Tarif Listrik Naik Gila-gilaan Demi AI, Rakyat Kecil Bayari Orang Kaya
Jakarta, CNBC Indonesia - AI membuat tagihan listrik menjadi lebih mahal. Sejumlah negara bagian di Amerika Serikat (AS) melaporkan peningkatan beban biaya listrik.
Operator jaringan listrik seperti PJM Interconnection mencakup 13 negara bagian mengadakan lelang kapasitas untuk memastikan pasokan listrik tersedia.
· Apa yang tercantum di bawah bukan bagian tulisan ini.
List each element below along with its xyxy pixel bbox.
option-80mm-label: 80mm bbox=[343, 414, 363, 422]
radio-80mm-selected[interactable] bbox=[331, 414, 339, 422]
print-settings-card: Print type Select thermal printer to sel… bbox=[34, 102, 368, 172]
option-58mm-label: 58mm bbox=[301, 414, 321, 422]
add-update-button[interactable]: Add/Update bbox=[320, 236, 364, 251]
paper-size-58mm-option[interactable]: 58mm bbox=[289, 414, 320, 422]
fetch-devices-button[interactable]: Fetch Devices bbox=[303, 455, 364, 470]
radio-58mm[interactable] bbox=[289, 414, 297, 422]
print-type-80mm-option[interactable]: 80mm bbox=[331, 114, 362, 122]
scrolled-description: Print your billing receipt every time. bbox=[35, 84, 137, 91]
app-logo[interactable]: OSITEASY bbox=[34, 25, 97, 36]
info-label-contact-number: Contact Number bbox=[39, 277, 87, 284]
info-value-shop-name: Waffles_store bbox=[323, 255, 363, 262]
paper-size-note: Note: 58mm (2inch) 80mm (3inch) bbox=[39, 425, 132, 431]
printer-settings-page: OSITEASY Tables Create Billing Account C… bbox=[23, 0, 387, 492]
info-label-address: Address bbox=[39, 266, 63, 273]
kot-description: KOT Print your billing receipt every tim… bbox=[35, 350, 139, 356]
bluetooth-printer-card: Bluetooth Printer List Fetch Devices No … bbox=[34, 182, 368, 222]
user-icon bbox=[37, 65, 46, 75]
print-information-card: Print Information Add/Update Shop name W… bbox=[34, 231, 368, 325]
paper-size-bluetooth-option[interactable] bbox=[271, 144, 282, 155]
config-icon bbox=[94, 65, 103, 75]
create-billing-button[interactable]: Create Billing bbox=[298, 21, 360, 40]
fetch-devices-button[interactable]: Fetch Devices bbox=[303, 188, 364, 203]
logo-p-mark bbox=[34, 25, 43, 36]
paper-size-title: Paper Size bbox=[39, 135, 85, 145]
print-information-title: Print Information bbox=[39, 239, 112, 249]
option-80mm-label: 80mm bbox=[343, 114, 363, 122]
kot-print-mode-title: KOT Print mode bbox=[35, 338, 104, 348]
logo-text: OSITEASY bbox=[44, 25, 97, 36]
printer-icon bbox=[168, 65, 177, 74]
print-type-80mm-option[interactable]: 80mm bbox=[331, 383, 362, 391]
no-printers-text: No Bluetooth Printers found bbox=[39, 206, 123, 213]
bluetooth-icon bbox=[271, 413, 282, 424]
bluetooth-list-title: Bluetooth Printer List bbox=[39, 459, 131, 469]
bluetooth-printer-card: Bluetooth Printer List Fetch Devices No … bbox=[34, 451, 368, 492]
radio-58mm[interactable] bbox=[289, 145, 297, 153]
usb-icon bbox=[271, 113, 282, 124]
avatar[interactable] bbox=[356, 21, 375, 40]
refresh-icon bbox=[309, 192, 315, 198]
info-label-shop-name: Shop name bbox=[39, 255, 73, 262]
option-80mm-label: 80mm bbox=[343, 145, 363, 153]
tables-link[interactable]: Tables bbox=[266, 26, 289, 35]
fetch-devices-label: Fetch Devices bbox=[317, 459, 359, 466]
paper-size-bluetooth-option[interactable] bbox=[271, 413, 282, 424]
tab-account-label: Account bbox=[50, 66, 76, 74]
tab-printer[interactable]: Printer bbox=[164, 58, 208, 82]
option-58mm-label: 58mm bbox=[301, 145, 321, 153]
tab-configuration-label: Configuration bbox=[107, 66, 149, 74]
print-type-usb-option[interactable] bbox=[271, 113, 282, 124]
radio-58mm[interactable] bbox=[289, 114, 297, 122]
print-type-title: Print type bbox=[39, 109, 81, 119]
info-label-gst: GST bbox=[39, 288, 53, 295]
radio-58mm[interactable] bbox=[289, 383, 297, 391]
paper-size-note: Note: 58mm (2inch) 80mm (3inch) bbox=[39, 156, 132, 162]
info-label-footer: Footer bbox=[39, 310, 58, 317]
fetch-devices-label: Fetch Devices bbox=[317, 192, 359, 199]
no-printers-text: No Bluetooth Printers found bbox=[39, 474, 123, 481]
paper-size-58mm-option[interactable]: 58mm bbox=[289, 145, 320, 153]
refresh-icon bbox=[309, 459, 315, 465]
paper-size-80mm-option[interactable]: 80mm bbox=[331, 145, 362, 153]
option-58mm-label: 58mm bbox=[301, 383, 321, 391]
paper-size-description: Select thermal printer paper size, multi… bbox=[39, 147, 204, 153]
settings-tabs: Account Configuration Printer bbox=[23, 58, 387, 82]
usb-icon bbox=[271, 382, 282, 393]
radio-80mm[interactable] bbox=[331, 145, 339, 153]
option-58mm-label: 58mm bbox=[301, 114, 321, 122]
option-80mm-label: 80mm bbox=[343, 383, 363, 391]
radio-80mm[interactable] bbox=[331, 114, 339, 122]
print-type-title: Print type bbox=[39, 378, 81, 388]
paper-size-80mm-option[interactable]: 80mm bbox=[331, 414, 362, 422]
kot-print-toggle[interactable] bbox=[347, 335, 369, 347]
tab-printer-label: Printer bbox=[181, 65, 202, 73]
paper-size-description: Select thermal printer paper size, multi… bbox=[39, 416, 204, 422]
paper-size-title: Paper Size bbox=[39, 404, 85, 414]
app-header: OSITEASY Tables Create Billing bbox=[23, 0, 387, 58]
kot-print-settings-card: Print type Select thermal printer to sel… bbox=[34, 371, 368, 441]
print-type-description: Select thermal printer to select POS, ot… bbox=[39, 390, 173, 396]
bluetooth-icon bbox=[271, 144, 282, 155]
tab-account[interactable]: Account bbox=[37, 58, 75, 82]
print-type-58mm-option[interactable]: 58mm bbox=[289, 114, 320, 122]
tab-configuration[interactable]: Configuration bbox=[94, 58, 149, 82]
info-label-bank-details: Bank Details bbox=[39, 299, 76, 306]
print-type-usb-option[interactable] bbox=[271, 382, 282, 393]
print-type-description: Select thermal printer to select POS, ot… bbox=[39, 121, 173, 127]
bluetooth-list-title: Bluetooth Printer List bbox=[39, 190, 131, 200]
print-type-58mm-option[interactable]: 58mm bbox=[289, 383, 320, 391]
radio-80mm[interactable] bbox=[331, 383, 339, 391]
Dari lelang tersebut terdapat tambahan tagihan US$6,3 miliar selama tiga tahun, dan inilah yang akan dibebankan kepada pelanggan.
Laporan The New York Times dan Utility Dive menyebutkan sebagian besar peningkatan beban biaya itu berasal dari pusat data.
"Pelanggan biasa membiayai infrastruktur beberapa perusahaan terkaya di dunia," kata analis keuangan Michael Ryan, dikutip Gadget Review, Rabu (3/8/2026).
Salah satu kenaikan terjadi di Illinois sebesar 28% menjadi 23,85 sen per kWh. Di Virginia yang merupakan tempat pusat data terpadat, Data Center Alley, meningkat 15,4% menjadi 17,61 sen per kWh.
Biaya tertinggi terjadi di Hawaii dengan sebesar 52 sen/kWh. Kenaikan di wilayah tersebut mencapai 26,7%.
Georgia dan Texas juga mengalami peningkatan 5,7% dan 5,9%. Harganya kini menjadi masing-masing 15,84 sen/kWh dan 16,44 sen/kWh.
Arie Brish yang merupakan profesor bisnis mengatakan beban biaya tarif listrik kepada setiap masyarakat merupakan pilihan kebijakan. Seharusnya pusat data menjadi pengembang real estat besar, dengan melakukan perjanjian mengikat dan dinegosiasikan sebelumnya mengenai siapa yang mendanai pembangkit listrik, transmisi dan kapasitas cadangan.
Pemerintah Donald Trump juga telah mendesak perusahaan teknologi untuk menanggung biaya energi sendiri. Sejumlah perusahaan seperti Microsoft dan Anthropic telah membuat komitmen serupa.
Namun janji tersebut tidak memiliki kekuatan hukum atau mekanisme penegakan, catat Gadget Review. Sementara MultiState melaporkan 27 negara bagian tengah mengajukan aturan yang mewajibkan pusat data bisa membiayai perluasan jaringan listrik sendiri.